Feelings are really your GPS system for life. When you’re supposed to do something, or not supposed to do something your emotional guidance system lets you know.
Several years ago on a road trip with my family, we stopped at a rest area for that necessary bio break. Because I had been driving, I got out to do yoga postures, to stretch and relax my body. I looked over. An adult male got out of a minivan a few yards away roaring like an angry bear at three boys. The youngest boy wailed as (I assumed) his father held his arm in a twisted, painful-looking vice grip which almost lifted the little boy, probably four years old, off the ground as they walked over to a grassy area. “Get on the ground and give me 100 push-ups, NOW!” he hollered. The two older boys immediately complied. The father continued to hold the youngest in that twisted grip. As the dad yelled angry, awful words at the boys, the youngest continued to wail in fear and pain.
With a pounding heart and a passionate commitment, I walked over and joined the two older boys on the ground. I did the push-ups, the sit-ups while whispering quietly to the boys. “You’ve got this. I’m doing this with you. I know he’s angry, but you don’t have to believe his cruel words.” While doing the sit-ups, I noticed that the four-year-old now hiccupped with a tear-stained face. His round, saucer eyes stared dumbfounded at me. The dad had released his vice grip and stared at me, also. He stopped verbally vomiting the cruel words about the boys. While he continued to call out a few more exercises, I noticed his body posture had softened a bit. After a few more minutes, I popped up on my feet, calmly looked at the dad, and told the boys to take good care of themselves. I turned and jogged back to our minivan.
When I returned and climbed into the driver’s seat, I heard both of my children, son in middle school, daughter in high school, excitedly talk over each other. “Mom, I cannot believe you did that! That was so amazing! Weren’t you scared? Wow, that dad was really angry, but he stopped yelling and hurting the littlest boy! Wow!”
“Yeah, that dad was really angry. I trusted that my presence could be a pattern interruption. I cannot bear to watch children being abused.” I’m certain neither of my children has ever forgotten what they witnessed.
A few days ago I had a fascinating conversation with my now-adult son, who works with young men who have multiple challenges.
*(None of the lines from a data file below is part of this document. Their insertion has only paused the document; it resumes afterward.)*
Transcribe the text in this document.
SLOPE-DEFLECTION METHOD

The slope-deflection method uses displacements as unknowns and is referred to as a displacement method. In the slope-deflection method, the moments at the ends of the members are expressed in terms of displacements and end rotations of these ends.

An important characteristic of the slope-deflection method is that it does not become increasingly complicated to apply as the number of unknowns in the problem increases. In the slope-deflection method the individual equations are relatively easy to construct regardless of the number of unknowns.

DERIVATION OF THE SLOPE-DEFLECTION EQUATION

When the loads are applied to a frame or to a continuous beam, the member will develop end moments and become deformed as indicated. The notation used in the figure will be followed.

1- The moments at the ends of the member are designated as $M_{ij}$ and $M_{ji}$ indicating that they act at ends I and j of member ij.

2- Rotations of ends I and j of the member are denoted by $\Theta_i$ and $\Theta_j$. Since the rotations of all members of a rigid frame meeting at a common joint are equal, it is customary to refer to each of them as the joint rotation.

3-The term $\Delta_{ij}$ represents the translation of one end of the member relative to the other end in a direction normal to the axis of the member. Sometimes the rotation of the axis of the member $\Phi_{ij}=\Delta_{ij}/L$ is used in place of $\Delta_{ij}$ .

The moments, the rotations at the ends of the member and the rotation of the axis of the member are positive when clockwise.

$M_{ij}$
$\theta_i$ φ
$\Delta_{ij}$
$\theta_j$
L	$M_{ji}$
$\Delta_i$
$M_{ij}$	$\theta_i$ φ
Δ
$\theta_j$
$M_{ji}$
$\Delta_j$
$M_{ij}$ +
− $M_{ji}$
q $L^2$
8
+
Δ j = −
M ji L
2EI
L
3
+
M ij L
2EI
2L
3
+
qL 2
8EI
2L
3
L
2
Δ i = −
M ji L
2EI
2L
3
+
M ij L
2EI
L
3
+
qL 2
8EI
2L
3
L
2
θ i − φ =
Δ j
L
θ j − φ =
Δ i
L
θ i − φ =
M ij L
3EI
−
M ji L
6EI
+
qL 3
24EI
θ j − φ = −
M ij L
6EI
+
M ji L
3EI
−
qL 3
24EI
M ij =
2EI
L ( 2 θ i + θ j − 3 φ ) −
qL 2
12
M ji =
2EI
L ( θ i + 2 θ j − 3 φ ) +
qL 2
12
His passion to deescalate emotional tensions through body language, facial expressions, energy presence excited me. He offered how our body postures can send powerful messages to other human beings when we aren’t speaking any words. He shared about pattern interruptions including his ability to be comical in certain situations, how his humor consistently de-escalated what might have been a tense interaction.
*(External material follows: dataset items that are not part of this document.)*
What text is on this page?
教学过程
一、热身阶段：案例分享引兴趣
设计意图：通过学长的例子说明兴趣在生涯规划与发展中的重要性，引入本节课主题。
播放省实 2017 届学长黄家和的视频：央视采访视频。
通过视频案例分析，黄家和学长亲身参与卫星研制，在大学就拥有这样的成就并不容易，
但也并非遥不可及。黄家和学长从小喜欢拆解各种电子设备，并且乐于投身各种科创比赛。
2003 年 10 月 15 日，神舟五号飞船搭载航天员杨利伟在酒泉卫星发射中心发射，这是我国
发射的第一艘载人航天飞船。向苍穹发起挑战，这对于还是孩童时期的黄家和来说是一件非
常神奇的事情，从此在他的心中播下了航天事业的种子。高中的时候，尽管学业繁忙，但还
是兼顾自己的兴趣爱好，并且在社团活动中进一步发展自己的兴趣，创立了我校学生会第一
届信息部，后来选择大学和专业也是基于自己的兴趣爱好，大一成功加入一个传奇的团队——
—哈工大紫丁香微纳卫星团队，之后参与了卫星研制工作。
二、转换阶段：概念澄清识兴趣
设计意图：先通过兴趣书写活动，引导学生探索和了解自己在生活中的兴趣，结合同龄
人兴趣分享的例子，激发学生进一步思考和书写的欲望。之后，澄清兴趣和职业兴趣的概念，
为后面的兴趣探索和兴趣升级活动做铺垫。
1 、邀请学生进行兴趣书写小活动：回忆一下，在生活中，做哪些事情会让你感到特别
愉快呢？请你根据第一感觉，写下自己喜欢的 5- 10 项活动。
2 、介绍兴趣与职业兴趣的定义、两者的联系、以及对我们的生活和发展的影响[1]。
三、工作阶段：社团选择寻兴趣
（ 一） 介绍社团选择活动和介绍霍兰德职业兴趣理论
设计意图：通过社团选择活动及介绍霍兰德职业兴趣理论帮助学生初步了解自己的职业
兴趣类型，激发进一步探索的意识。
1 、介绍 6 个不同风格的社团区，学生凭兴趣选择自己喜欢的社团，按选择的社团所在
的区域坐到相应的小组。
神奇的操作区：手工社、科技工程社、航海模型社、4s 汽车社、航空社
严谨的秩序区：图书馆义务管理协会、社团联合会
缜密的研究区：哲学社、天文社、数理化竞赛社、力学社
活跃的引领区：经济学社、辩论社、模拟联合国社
My son also talked about the benefits of being able to notice his thoughts and emotional states, to notice his body sensations, and to keep himself in a place of dynamic equanimity.
We discussed positive reinforcement for calm states rather than resisting or clashing with explosive or self-harming states of another human being. He observed that the young men he works with are often using bad behavior as a way to get attention. If the negative behaviors get someone’s attention, people will often persist in the negative behavior. However, if the healthier behaviors get reinforced (I see you being calm in your body—even if at first, it’s for 15 seconds-), the underlying yearning or need for attention begins to be met. Further discussions can take place about additional needs and challenges as the individual’s bandwidth for the healthier behavior expands.
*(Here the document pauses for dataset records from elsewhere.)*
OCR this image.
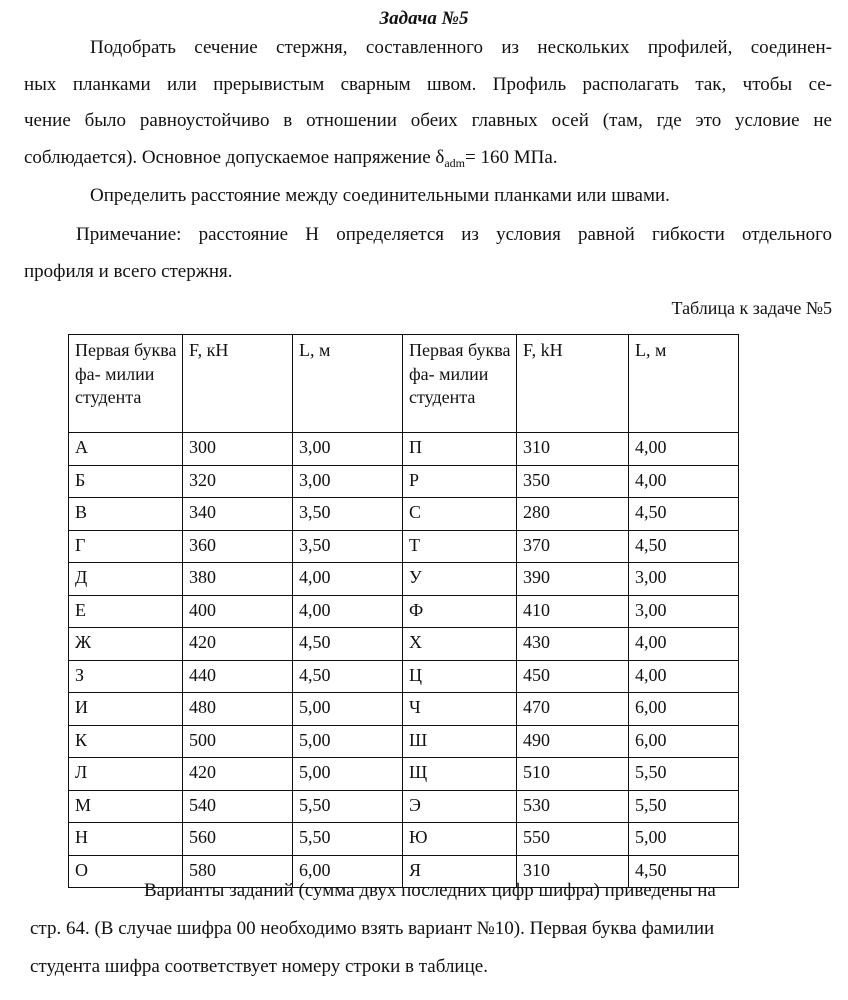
Задача №5
Подобрать сечение стержня, составленного из нескольких профилей, соединен-
ных планками или прерывистым сварным швом. Профиль располагать так, чтобы се-
чение было равноустойчиво в отношении обеих главных осей (там, где это условие не
соблюдается). Основное допускаемое напряжение $\delta_{adm}= 160$ МПа.
Определить расстояние между соединительными планками или швами.
Примечание: расстояние Н определяется из условия равной гибкости отдельного
профиля и всего стержня.
Таблица к задаче №5
Первая буква фа- милии студента	F, кН	L, м	Первая буква фа- милии студента	F, kH	L, м
А	300	3,00	П	310	4,00
Б	320	3,00	Р	350	4,00
В	340	3,50	С	280	4,50
Г	360	3,50	Т	370	4,50
Д	380	4,00	У	390	3,00
Е	400	4,00	Ф	410	3,00
Ж	420	4,50	Х	430	4,00
З	440	4,50	Ц	450	4,00
И	480	5,00	Ч	470	6,00
К	500	5,00	Ш	490	6,00
Л	420	5,00	Щ	510	5,50
М	540	5,50	Э	530	5,50
Н	560	5,50	Ю	550	5,00
О	580	6,00	Я	310	4,50
Варианты заданий (сумма двух последних цифр шифра) приведены на
стр. 64. (В случае шифра 00 необходимо взять вариант №10). Первая буква фамилии
студента шифра соответствует номеру строки в таблице.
What you resist persists. What you look at disappears.
—Neale Donald Walsch
If at our core, even as adults, we yearn to be “gotten” emotionally and energetically with empathy, noticed for the human beings that we are, and “heard” from an entire body language perspective as well as our words, then what a rich gift to hold space, to discern with empathy, to deeply listen with our whole bodies and hearts to another human being. When we can emotionally regulate ourselves from the inside out, we become an energy presence, modeling, guiding other people to see their way through their own internal processes.
If the experience of trust got ruptured along the way to adulthood, then the work of restoring trust in interactions with people becomes essential to our growth and evolution. Learning ways to feel all our feelings without hurting ourselves or other people, connecting with that centered, neutral place deep inside ourselves, and compassionately modeling this in our interactions can be a profound pathway.
A centered, loving, open emotional energy presence can be felt before we even open our mouths to speak. Through receptive, non-threatening body posture, soft eyes, and welcoming facial expressions we communicate volumes. Our whole bodies can be instruments by which we communicate dignity, courage, empathy, love, and compassion in our noisy, sometimes volatile, ever-changing world.